During such events the county sends messages via phone, text and email to all residents who live in areas where flooding is probable. Ours came mid-afternoon. Mandatory evacuation.
The streamflow gage at Rosie’s Bridge relates that at about 2 am the next morning, the flow in the Carmel a mile or so upstream of us reached 10,000 cfs. It’s one of the higher peak flows ever recorded on this river (for reference, the mean annual streamflow is about 150 cfs). A number of homes flooded. The river crept to within about 15 feet of our house, but never quite reached the sandbags I had stacked under the doors that open to the back yard.
The river was still roaring at nearly 6,000 cfs when the county lifted the evacuation notice the next day. Whole trees blasted by like ICBMs. Flows have continued to drop, slowly, since then.

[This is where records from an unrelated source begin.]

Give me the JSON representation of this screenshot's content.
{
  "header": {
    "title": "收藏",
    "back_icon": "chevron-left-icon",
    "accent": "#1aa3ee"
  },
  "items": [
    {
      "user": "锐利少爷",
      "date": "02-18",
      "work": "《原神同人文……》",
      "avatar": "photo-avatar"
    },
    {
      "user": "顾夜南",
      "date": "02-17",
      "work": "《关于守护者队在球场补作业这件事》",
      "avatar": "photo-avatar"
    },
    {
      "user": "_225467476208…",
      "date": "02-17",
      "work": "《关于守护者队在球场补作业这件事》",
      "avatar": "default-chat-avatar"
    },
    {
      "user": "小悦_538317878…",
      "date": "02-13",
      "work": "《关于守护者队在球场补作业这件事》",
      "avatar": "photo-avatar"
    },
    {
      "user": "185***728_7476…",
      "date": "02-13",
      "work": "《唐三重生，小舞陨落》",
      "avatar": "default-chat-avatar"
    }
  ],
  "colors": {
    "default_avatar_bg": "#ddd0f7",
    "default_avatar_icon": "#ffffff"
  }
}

Ironically, for much of this winter season, the Carmel has been open for steelhead angling (the current flow requirement is 8o cfs at Rosie’s). As a practical matter, on only a very few days could one actually fish any part of the river (mainly at the mouth). And I have not heard of any steelhead being caught so far. Two adults made it upriver, early on, to the sole remaining dam on the Carmel. But in all likelihood the run this year will be minimal, due to an extravagance of water rather than too little.
If you think about it, fishing involves a lot of numbers. Hook sizes. Line weights. Rod lengths. Fish size, in pounds and inches. For me, this disposition to being measured is somehow appealing. Not so much in defining success—more in terms of providing a rational basis for thinking about how to fish better and to expand the requisites for a satisfactory experience. But sometimes numbers surpass the rational and change one’s world view.
That is what happened to me over the past few years, as first drought and then 100-year storm events have alternately starved and violently overfed California streams. Watching the streamflow gages became much more than a way to forecast fishing conditions—it became an exercise in marvel at the power of nature to deprive or saturate. It became a way of appreciating the dynamism of the landscape, and for the talents of those able to reside there. It became a way of empathizing with the trials and tribulations of my fellows, human and piscatorial, in other parts of the state.
We are always trying to glimpse the future, so we may better prepare for it. Streamflow gages, as forecasting instruments, have no doubt saved many lives. What I could not have predicted, when I began to rely on them for my fishing purposes, is that they would also record the pulse and ebb of my emotions.
Sam Davidson is TU’s communications director for California. He lives and works on the banks of the Carmel River.